La comida en Chile es magnífica y la capital tiene un buen número de
bares y restaurantes para todos los bolsillos. Predominando la cocina local,
existe variedad. De hecho, allí pude disfrutar comiendo. No es país para
ascetas. Pero no me detendré ahora en la comida y la bebida, sino en un par de
curiosidades locales: “los cafés con pienas” y un bar llamado “La piojera”.

Una institución chilena, especialmente santiaguina,
son los “Cafés con piernas”, locales convenientemente aireados por los medios
de comunicación internacionales y mantenidos por las conservadoras autoridades
debido a su atractivo turístico y, supongo, a los impuestos que recaudarán de
los mismos. Hay dos tipos de locales. En primer lugar, los cafés más públicos,
como el “Café Haití” o el “Café Caribe”. Se trata de locales decorados con
mucho acero inoxidable, en los que hay que pagar a una cajera, habitualmente entrada
en años, para tomar un café que preparará un garzón y que te servirá de un modo
bastante funcionarial una señorita de grandes muslos y prominente trasero. El
tipo de belleza que se estila en los mismos parece sacada de una película de
Mariano Ozores o de Andrés Pajares y Fernando Esteso. Y la indumentaria de las
camareras también.

El otro tipo son locales habitualmente más pequeños,
que tienen sus escaparates oscurecidos para que no se pueda contemplar la
actividad que se realiza en el interior. Hay alguno, sin embargo, como el
pionero “Barón Rojo”, que escapa por los pelos de esta chabacana descripción.
Decidí visitarlos para ver con mis propios ojos de que se trataba, no sin
reparos, ya que tienen un cierto ambiente prostibulario que no me atraía en
absoluto. Al entrar confirmé lo del ambiente prostibulario. Son locales
oscuros, con música alta, donde camareras en minúsculos bikinis sirven café, te
o soda a una clientela mayoritariamente masculina. El trabajo de las mismas,
además de servir el café, es dar conversación a los clientes y aguantar que
algunos, los menos, se arrimen y las toqueteen. Pero la cosa, por lo que pude observar,
no suele pasar de ahí. No existe prostitución, sobre todo en los más céntricos.
Los carabineros, sin embargo, han cerrado algunos por facilitar que las
señoritas proporcionaran sus teléfonos a los clientes para encuentros
posteriores más íntimos.

Ya que me encontraba allí, entablé conversación con
una de las camareras, que me contó que era peruana. Al mirar a mí alrededor,
pude ver que en efecto todas ellas parecían extranjeras. Le pregunté por el
tipo de público que acudía a esos locales y me dijo que eran sobre todo
hombres, como es lógico, chilenos y muchos turistas. Estos últimos a veces
pasan con mujeres, pero suele ser una situación menos frecuente. El sueldo, me
comentó, era bajo, pero las propinas altas –aunque esto último es posible que
lo dijera para que yo soltara la correspondiente, cosa que hice para
agradecerle que contestara las preguntas de un sociólogo curioso–.

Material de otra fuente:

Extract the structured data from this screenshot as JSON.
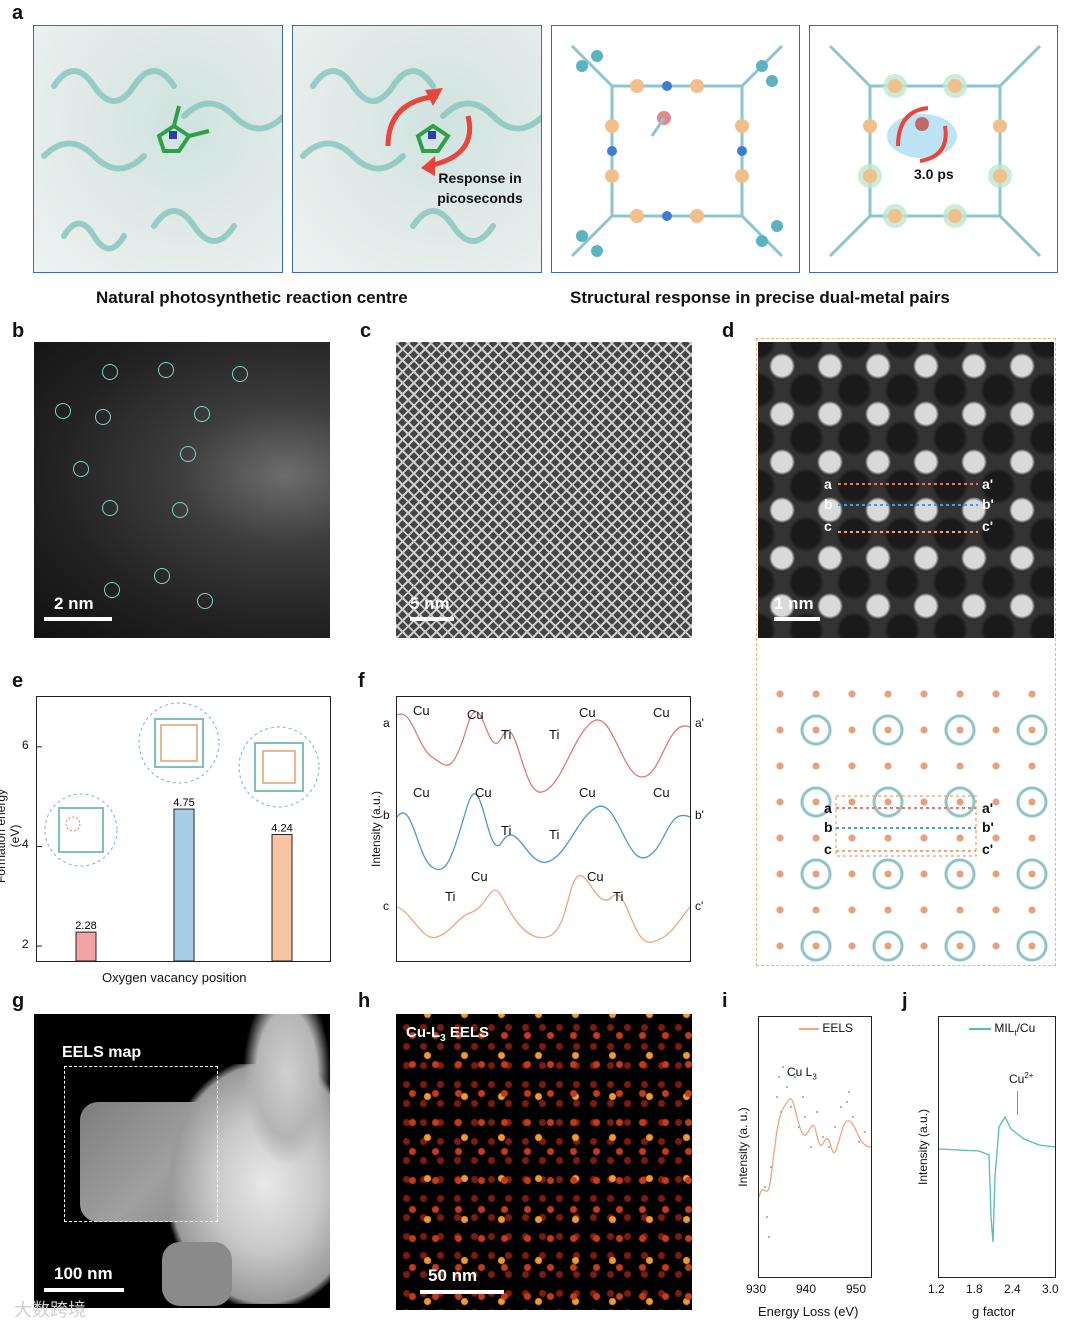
{
  "panel_labels": {
    "a": "a",
    "b": "b",
    "c": "c",
    "d": "d",
    "e": "e",
    "f": "f",
    "g": "g",
    "h": "h",
    "i": "i",
    "j": "j"
  },
  "panel_a": {
    "response_text_line1": "Response in",
    "response_text_line2": "picoseconds",
    "time_label": "3.0 ps",
    "caption_left": "Natural photosynthetic reaction centre",
    "caption_right": "Structural response in precise dual-metal pairs"
  },
  "panel_b": {
    "scalebar": "2 nm"
  },
  "panel_c": {
    "scalebar": "5 nm"
  },
  "panel_d": {
    "scalebar": "1 nm",
    "lines": [
      "a",
      "b",
      "c"
    ],
    "lines_end": [
      "a'",
      "b'",
      "c'"
    ]
  },
  "panel_e": {
    "ylabel": "Formation energy (eV)",
    "xlabel": "Oxygen vacancy position",
    "yticks": [
      "2",
      "4",
      "6"
    ],
    "bar_labels": [
      "2.28",
      "4.75",
      "4.24"
    ]
  },
  "panel_f": {
    "ylabel": "Intensity (a.u.)",
    "row_a": {
      "start": "a",
      "end": "a'",
      "peaks": [
        "Cu",
        "Cu",
        "Ti",
        "Ti",
        "Cu",
        "Cu"
      ]
    },
    "row_b": {
      "start": "b",
      "end": "b'",
      "peaks": [
        "Cu",
        "Cu",
        "Ti",
        "Ti",
        "Cu",
        "Cu"
      ]
    },
    "row_c": {
      "start": "c",
      "end": "c'",
      "peaks": [
        "Ti",
        "Cu",
        "Cu",
        "Ti"
      ]
    }
  },
  "panel_g": {
    "map_label": "EELS map",
    "scalebar": "100 nm"
  },
  "panel_h": {
    "title_prefix": "Cu-L",
    "title_sub": "3",
    "title_suffix": " EELS",
    "scalebar": "50 nm"
  },
  "panel_i": {
    "legend": "EELS",
    "annotation_prefix": "Cu L",
    "annotation_sub": "3",
    "ylabel": "Intensity (a. u.)",
    "xlabel": "Energy Loss (eV)",
    "xticks": [
      "930",
      "940",
      "950"
    ]
  },
  "panel_j": {
    "legend_prefix": "MIL",
    "legend_sub": "t",
    "legend_suffix": "/Cu",
    "annotation": "Cu",
    "annotation_sup": "2+",
    "ylabel": "Intensity (a.u.)",
    "xlabel": "g factor",
    "xticks": [
      "1.2",
      "1.8",
      "2.4",
      "3.0"
    ]
  },
  "watermark": "大数跨境",
  "colors": {
    "red": "#e07a75",
    "blue": "#4a9bd1",
    "orange": "#f2a57c",
    "bar_pink": "#f2a3a3",
    "bar_blue": "#a8cde8",
    "bar_orange": "#f8c4a2",
    "teal": "#53bfae",
    "frame": "#3b6bb5",
    "dashed_orange": "#f0b27a"
  },
  "chart_data": [
    {
      "type": "bar",
      "categories": [
        "",
        "",
        ""
      ],
      "values": [
        2.28,
        4.75,
        4.24
      ],
      "ylabel": "Formation energy (eV)",
      "xlabel": "Oxygen vacancy position",
      "ylim": [
        1.7,
        7.0
      ]
    }
  ]
}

Un lugar tremendamente divertido para un español es
el bar “La piojera”, situado muy cerca del mercado central de Santiago. Es una
sucia, ruidosa y desvencijada taberna, en la que camareros maleducados de
colmillo retorcido sirven cerveza, chicha y el cóctel local: el “terremoto”,
seguido por la igualmente indigesta “réplica”, a sus sedientos parroquianos.
También se sirve una grasienta comida, de la que me llamó especialmente la
atención los huevos cocidos, servidos con su cáscara y como único aliño sal y
una salsa de ají.

El lugar es frecuentado tanto por santiaguinos,
celebrando desde un cumpleaños a la salida del trabajo, “la pega”, hasta los
turistas más “gringos”. En consonancia, merodean por allí rateros y buscavidas
de diverso pelaje. El ambiente es el que corresponde a dicho tipo de locales:
ruidosos grupos bebiendo, cantando y gritando, grupos de música tradicional amenizando
los tragos de los clientes y humo, mucho humo. En Chile aunque teóricamente
existen lugares reservados para fumadores y no fumadores en los restaurantes,
la separación entre estos espacios no deja de ser dudosa. Siendo, además, más
importante el espacio reservado a los fumadores.

Del rato que pasé allí, uno de los múltiples días
que lo visité, rescato la conversación con un mapuche que había tomado más de
dos copas para celebrar su cumpleaños. Me contó que su familia era de Temuco,
aunque vivía en Santiago. Trabajaba de mozo de almacén en un supermercado de la
capital.

– ¿Eres español?

– Sí, así es.

– ¿Qué significa “coño”?, ¿por qué os llaman así?
Yo es que soy mapuche –dijo, golpeándose enfáticamente el pecho. Durante la
conversación, que duró más de lo que hubiese deseado, me informó de este hecho
más o menos cada cinco minutos–.

– Bueno, significa… (se lo expliqué, claro está).

– Ahh… –decía entre codazos y gestos de complicidad
con su compañero de trabajo y amigo–, la “cosita”.

El alterne acabó con una fotos, “con el profesor
español”, y consejos reiterados de que no me fiara de nadie en Santiago.
Excepto de él, claro, porque era franco y mapuche.

Una última observación, los bares y los
restaurantes en Santiago se encuentran, en general y exceptuando algunos de los
más caros, mal acondicionadas para el frío y el calor. Como decía Neruda: “las
casas no están preparadas para el verano, como no lo estuvieron para el
invierno”. En muchos restaurantes, durante el invierno, los santiaguinos no se
quitan el abrigo para comer.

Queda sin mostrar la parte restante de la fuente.